Monday, Jan. 26, 1925
Cause and Cure
There opened in Washington a women's conference--an event not unusual. But it happened that it was a "peace" conference and yet none of the many women's peace organizations was represented. The meeting was called the "Women's Conference on the Cause and Cure of War"--a misleading title since "cause" and "cure" were not equal objects.
Nine national women's organizations were each represented by 100 delegates and 100 alternates. They were:
The American Association of University Women.
The Federation of Women's Boards of Foreign Missions in North America.
The General Federation of Women's Clubs.
The Council of Women for Home Missions.
The National Board of Young Women's Christian Associations.

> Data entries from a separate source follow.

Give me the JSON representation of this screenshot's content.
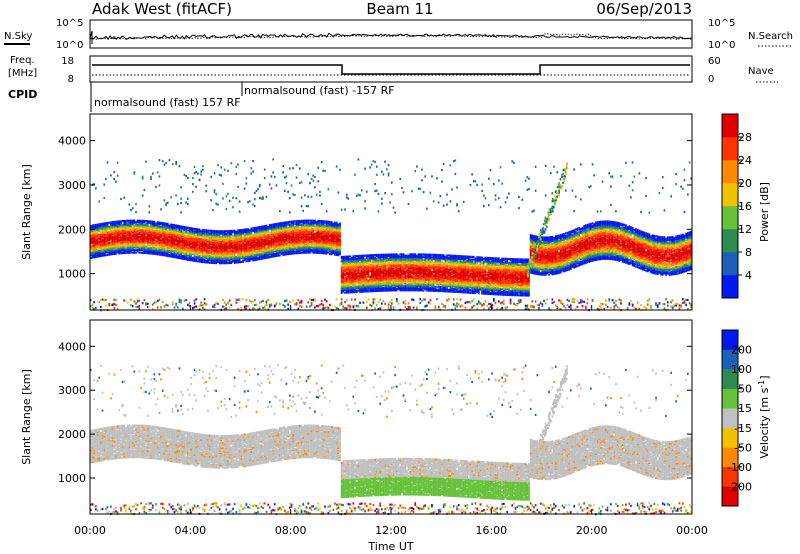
{
  "header": {
    "station": "Adak West (fitACF)",
    "beam": "Beam 11",
    "date": "06/Sep/2013"
  },
  "noise_panel": {
    "left_label": "N.Sky",
    "right_label": "N.Search",
    "tick_top_left": "10^5",
    "tick_bottom_left": "10^0",
    "tick_top_right": "10^5",
    "tick_bottom_right": "10^0"
  },
  "freq_panel": {
    "left_label_1": "Freq.",
    "left_label_2": "[MHz]",
    "right_label": "Nave",
    "tick_top_left": "18",
    "tick_bottom_left": "8",
    "tick_top_right": "60",
    "tick_bottom_right": "0"
  },
  "cpid": {
    "label": "CPID",
    "program_1": "normalsound (fast) 157 RF",
    "program_2": "normalsound (fast) -157 RF"
  },
  "chart_data": [
    {
      "type": "heatmap",
      "panel": "power",
      "ylabel": "Slant Range [km]",
      "xlabel": "",
      "x_ticks": [
        "00:00",
        "04:00",
        "08:00",
        "12:00",
        "16:00",
        "20:00",
        "00:00"
      ],
      "y_ticks": [
        "1000",
        "2000",
        "3000",
        "4000"
      ],
      "ylim": [
        180,
        4600
      ],
      "x_hours": [
        0,
        24
      ],
      "colorbar_label": "Power [dB]",
      "colorbar_ticks": [
        "28",
        "24",
        "20",
        "16",
        "12",
        "8",
        "4"
      ],
      "colorbar_range": [
        0,
        32
      ],
      "colors": [
        "#0018f0",
        "#1b5fb8",
        "#2f8a4f",
        "#66c23a",
        "#f2c200",
        "#ff8a00",
        "#ff3300",
        "#e00000"
      ],
      "regions": [
        {
          "from": 0.0,
          "to": 9.9,
          "range_km": [
            1300,
            2200
          ],
          "peak_db": 28
        },
        {
          "from": 2.0,
          "to": 9.5,
          "range_km": [
            2900,
            3600
          ],
          "peak_db": 6
        },
        {
          "from": 10.0,
          "to": 17.5,
          "range_km": [
            500,
            1600
          ],
          "peak_db": 26
        },
        {
          "from": 10.0,
          "to": 17.0,
          "range_km": [
            1600,
            3500
          ],
          "peak_db": 6
        },
        {
          "from": 17.5,
          "to": 24.0,
          "range_km": [
            1100,
            2400
          ],
          "peak_db": 24
        },
        {
          "from": 17.5,
          "to": 19.5,
          "range_km": [
            1000,
            3600
          ],
          "peak_db": 14
        }
      ]
    },
    {
      "type": "heatmap",
      "panel": "velocity",
      "ylabel": "Slant Range [km]",
      "xlabel": "Time UT",
      "x_ticks": [
        "00:00",
        "04:00",
        "08:00",
        "12:00",
        "16:00",
        "20:00",
        "00:00"
      ],
      "y_ticks": [
        "1000",
        "2000",
        "3000",
        "4000"
      ],
      "ylim": [
        180,
        4600
      ],
      "x_hours": [
        0,
        24
      ],
      "colorbar_label": "Velocity [m s^-1]",
      "colorbar_ticks": [
        "200",
        "100",
        "50",
        "15",
        "-15",
        "-50",
        "-100",
        "-200"
      ],
      "colorbar_range": [
        -250,
        250
      ],
      "colors": [
        "#e00000",
        "#ff3300",
        "#ff8a00",
        "#f2c200",
        "#c0c0c0",
        "#66c23a",
        "#2f8a4f",
        "#1b5fb8",
        "#0018f0"
      ],
      "regions": [
        {
          "from": 0.0,
          "to": 9.9,
          "range_km": [
            1300,
            2200
          ],
          "velocity": 0
        },
        {
          "from": 10.0,
          "to": 17.5,
          "range_km": [
            500,
            1600
          ],
          "velocity": 30
        },
        {
          "from": 17.5,
          "to": 24.0,
          "range_km": [
            1100,
            2400
          ],
          "velocity": 0
        }
      ]
    }
  ]
}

The National Council of Jewish Women.
The National League of Women Voters.
The National Christian Temperance Union.
The National Women's Trade Union League of America.
Care was exercised in excluding professional peace societies and organizations of "pink" tendencies. This was to be a conference of "normal" women to undertake a common-sense study of the problem of preventing war, with a view of arriving at some common plank on which all could stand, which the delegates could take back to 5,000,000 women whom they represented to start a great wave of public opinion against war.
The chairman of the conference was the renowned Mrs. Carrie Chapman Catt, Honorary President of the National League of Women Voters, and leader of many women's movements.